Department of Medicine, Division of Nephrology, Massachusetts General Hospital, Boston, Massachusetts.
Department of Medicine, Gastrointestinal Unit, Massachusetts General Hospital, Boston, Massachusetts.
Artif Organs. 2019 Sep;43(9):913-920. doi: 10.1111/aor.13473. Epub 2019 May 29.
Long waiting times for kidney transplant (KT) and the high risk of mortality on dialysis have prompted investigation into strategies to utilize hepatitis C virus (HCV)-infected organs to decrease discard rates of potentially viable kidneys. Due the opioid epidemic, the number of HCV-infected donors has increased significantly. With the development of direct-acting antiviral therapies for HCV infection, now more than 95% of patients who received treatment are cured. Experimental trials have used direct-acting antiviral therapy to treat HCV infection in HCV-uninfected transplant recipients of kidneys from HCV-viremic donors. To date, HCV has been eradicated in all cases. Though these strategies will potentially increase the donor pool of available kidneys, shorten waitlist times, and ultimately decrease mortality in patients waiting for KT, identifying the ideal candidates and educating them about a protocol to utilize direct-acting antiviral therapy to cure HCV after it is transmitted is essential. We present our approach to patient selection and education for a clinical trial in transplantation of HCV viremic kidneys into uninfected recipients.

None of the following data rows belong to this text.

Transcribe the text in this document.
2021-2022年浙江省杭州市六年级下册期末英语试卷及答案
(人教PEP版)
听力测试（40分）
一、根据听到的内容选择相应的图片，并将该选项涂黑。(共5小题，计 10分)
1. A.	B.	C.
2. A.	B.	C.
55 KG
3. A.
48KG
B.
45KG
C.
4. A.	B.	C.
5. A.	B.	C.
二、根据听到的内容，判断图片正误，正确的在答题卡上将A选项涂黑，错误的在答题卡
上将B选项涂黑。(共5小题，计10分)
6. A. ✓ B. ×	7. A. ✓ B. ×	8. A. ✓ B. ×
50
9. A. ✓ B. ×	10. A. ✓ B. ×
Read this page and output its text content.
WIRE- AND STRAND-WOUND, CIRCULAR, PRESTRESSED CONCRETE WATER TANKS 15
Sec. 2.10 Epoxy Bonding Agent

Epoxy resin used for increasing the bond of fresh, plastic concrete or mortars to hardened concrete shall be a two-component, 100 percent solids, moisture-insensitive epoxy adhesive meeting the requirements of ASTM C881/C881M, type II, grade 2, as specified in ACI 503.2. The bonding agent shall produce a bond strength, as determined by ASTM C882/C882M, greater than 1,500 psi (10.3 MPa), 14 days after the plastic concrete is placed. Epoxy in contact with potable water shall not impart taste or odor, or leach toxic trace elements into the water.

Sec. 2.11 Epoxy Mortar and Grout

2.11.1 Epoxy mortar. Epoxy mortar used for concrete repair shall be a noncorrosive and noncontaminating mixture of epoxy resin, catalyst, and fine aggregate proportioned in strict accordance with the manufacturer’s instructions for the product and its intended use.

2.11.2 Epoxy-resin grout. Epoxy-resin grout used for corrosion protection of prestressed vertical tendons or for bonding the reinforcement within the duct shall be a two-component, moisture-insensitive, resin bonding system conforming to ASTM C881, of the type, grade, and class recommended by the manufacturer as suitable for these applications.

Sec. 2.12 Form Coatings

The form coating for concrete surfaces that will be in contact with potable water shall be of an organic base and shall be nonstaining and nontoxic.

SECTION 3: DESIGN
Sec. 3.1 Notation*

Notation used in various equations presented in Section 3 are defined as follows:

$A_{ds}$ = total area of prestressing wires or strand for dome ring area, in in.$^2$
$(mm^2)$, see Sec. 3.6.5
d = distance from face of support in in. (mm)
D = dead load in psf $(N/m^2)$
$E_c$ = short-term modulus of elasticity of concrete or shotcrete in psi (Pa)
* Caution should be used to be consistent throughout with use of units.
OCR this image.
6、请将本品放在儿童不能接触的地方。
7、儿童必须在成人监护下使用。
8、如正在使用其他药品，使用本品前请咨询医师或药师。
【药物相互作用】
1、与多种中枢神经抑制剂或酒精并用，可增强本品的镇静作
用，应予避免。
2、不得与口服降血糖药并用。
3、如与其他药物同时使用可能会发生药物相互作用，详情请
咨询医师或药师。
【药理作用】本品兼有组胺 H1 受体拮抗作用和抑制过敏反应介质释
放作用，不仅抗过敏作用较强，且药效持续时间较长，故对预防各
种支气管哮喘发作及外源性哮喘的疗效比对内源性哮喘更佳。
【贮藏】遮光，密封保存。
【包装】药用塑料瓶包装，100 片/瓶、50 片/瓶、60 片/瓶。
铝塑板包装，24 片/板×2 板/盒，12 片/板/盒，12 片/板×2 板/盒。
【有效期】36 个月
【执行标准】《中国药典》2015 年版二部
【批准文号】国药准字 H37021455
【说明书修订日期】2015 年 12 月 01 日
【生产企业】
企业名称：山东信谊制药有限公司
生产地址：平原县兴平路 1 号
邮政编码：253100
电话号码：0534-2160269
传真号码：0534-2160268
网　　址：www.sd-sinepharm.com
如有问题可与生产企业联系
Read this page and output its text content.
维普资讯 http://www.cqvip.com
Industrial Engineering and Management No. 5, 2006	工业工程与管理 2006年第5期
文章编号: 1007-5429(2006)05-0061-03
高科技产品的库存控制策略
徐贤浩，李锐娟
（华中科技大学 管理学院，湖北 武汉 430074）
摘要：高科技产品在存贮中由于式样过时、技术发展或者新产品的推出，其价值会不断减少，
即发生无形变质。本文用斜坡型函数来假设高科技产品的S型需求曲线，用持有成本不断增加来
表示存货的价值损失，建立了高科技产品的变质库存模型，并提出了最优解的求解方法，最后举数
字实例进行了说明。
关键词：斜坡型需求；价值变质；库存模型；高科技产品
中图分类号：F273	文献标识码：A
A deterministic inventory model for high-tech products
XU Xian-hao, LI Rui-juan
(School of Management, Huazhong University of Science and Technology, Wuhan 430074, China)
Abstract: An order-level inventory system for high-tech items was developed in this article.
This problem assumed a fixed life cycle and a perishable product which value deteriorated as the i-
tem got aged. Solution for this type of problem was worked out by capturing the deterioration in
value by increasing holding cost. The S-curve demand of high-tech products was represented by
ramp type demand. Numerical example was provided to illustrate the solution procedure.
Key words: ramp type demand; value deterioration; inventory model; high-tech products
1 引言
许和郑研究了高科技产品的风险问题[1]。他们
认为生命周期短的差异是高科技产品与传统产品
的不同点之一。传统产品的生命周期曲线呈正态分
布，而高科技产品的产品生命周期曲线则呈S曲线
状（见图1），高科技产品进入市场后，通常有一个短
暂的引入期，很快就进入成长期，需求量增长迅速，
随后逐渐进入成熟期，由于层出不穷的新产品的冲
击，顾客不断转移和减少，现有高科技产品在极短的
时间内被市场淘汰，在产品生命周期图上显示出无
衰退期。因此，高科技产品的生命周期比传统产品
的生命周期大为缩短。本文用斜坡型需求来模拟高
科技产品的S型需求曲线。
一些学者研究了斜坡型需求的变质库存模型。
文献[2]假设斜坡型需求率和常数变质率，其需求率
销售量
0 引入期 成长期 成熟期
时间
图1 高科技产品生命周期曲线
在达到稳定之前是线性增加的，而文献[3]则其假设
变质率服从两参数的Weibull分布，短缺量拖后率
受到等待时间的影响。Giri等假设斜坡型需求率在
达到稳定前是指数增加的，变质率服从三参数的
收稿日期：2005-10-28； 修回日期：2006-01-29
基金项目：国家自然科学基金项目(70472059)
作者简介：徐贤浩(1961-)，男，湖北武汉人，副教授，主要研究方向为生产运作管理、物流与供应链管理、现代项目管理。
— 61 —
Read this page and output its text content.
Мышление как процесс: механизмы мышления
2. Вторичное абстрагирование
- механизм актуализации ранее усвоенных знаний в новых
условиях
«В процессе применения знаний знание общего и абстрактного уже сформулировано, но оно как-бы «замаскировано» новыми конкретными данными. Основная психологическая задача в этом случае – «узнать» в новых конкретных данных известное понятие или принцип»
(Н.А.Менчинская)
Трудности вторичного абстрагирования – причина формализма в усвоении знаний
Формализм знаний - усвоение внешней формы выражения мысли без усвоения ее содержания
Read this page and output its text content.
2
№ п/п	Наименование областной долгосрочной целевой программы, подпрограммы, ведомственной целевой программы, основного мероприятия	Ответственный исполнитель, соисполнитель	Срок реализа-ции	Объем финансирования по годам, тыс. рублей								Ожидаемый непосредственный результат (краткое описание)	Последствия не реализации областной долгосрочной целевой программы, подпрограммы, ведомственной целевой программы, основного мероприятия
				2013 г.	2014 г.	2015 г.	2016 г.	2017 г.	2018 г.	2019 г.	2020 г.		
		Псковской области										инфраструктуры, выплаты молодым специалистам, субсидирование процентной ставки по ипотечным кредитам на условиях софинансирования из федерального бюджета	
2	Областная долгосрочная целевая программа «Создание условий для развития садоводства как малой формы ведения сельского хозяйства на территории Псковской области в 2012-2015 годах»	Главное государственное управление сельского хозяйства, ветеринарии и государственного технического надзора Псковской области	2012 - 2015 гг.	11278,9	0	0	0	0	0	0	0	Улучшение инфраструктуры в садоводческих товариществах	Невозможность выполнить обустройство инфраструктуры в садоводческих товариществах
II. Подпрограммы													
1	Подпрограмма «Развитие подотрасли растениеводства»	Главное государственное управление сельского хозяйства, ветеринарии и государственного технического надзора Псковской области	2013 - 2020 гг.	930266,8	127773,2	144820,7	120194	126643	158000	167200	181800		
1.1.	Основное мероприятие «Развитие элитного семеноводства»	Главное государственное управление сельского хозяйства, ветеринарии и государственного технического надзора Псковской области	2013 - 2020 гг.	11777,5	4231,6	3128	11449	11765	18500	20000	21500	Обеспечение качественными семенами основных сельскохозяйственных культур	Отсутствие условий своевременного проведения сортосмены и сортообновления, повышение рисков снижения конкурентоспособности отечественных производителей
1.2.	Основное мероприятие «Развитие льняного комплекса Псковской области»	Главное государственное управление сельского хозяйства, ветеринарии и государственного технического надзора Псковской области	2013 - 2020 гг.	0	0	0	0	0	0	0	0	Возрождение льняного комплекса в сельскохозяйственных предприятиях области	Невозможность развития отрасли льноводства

由于肾移植(KT)等待时间长,透析患者死亡率高,因此人们研究了利用丙型肝炎病毒(HCV)感染器官的策略,以降低潜在有活力的肾脏的废弃率。由于阿片类药物泛滥,HCV 感染供体的数量显著增加。随着针对 HCV 感染的直接作用抗病毒治疗的发展,现在接受治疗的 95%以上的患者都被治愈了。实验性试验已经使用直接作用抗病毒疗法来治疗 HCV 感染的 HCV 未感染的 HCV 病毒血症供体的肾移植受者。迄今为止,所有病例中的 HCV 均已被清除。尽管这些策略可能会增加可供使用的肾脏供体库,缩短候补名单的等待时间,并最终降低等待 KT 的患者的死亡率,但确定理想的候选者并对他们进行有关直接作用抗病毒疗法的教育,以在 HCV 传播后治愈 HCV 是至关重要的。我们介绍了我们在 HCV 病毒血症供体肾移植到未感染受者的临床试验中的患者选择和教育方法。